Got drawn to fish the Castalia fish hatchery last Monday. Had a great time. many, many large fish.
Took my daughter up and she had a great time. Here are some of pics.


----------



## Poohflinger (Feb 2, 2010)

Been there myself! Great pics and good job!


----------



## flytyer (Jan 3, 2005)

It looks like your daughter was having a good time. Glad you and her had a good time.


----------



## TheCream (Mar 19, 2009)

Awesome! I have put in for that in the past, never been selected in the lottery.

Did you walk and try to spot bigger fish to target, or just fish for whatever would strike?


----------



## bigduck10 (Feb 15, 2009)

We moved around. Man are there some pig's in that stream. Are total weight for 10 trout was 33.5 pounds! I took them over to the Sandusky Fish Company and had them weighed and cleaned. Your not allowed to clean fish on the property.
I didn't want to drive back to Columbus and have to deal with that when I got home.
My daughter got 2 that weighed 4.1 and 3.6 pounds.
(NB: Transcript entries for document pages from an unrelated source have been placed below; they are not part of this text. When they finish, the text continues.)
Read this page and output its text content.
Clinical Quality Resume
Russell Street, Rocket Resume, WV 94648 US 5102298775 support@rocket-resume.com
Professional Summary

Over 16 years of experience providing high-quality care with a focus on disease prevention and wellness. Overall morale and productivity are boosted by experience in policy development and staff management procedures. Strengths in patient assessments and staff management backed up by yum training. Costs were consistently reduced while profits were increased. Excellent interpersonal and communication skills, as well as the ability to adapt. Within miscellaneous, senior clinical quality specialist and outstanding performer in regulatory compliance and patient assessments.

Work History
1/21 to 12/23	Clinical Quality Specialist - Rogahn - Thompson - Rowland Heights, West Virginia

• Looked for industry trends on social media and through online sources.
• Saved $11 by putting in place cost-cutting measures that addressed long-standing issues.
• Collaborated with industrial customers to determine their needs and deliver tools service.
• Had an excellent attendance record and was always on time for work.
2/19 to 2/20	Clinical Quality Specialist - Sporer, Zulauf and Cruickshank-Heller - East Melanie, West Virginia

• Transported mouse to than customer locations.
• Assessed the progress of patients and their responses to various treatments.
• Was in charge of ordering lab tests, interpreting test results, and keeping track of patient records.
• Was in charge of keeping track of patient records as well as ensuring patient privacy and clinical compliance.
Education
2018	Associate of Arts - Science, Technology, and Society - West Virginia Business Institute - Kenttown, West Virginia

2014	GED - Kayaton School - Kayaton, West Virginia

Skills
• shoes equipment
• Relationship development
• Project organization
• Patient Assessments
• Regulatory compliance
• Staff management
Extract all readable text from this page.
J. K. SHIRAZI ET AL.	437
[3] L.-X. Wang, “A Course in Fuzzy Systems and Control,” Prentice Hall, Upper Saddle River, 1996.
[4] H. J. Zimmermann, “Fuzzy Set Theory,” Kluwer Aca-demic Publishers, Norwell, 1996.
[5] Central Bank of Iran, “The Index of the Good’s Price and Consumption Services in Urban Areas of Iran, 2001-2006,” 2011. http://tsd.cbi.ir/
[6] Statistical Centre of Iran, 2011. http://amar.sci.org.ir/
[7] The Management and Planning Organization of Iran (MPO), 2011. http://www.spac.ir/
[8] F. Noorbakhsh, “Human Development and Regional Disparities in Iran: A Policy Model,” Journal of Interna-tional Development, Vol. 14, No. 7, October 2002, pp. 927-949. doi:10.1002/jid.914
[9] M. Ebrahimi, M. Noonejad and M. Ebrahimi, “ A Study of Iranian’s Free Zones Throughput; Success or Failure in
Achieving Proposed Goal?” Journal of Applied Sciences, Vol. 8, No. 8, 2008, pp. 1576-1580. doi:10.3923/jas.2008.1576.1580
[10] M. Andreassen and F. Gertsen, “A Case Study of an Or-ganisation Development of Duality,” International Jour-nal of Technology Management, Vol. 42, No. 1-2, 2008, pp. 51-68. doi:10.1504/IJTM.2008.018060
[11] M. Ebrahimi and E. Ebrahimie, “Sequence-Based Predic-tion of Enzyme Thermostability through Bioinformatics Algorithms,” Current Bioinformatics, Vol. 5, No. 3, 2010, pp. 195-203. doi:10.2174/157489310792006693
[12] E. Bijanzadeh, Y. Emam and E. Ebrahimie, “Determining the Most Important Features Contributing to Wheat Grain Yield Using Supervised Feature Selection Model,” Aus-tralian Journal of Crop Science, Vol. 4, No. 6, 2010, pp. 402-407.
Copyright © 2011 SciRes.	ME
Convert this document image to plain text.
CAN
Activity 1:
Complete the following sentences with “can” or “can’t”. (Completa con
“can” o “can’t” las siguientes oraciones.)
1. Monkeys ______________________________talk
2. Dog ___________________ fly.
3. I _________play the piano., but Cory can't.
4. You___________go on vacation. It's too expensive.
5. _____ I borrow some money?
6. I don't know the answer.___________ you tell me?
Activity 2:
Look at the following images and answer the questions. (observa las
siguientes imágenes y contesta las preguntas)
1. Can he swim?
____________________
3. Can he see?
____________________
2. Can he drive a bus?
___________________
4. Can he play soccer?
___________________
She has a 5wgt from cableas but I put my Orvis reel on it and used 4X . She never had a fish burn line like those two large ones. She has caught wild fish in NY and they were 10-12 inches.
She was pretty amazed at the size of the fish. I took a cople of flies myself and filed the barb off so if I caught a smaller one it could get off.

Bill


----------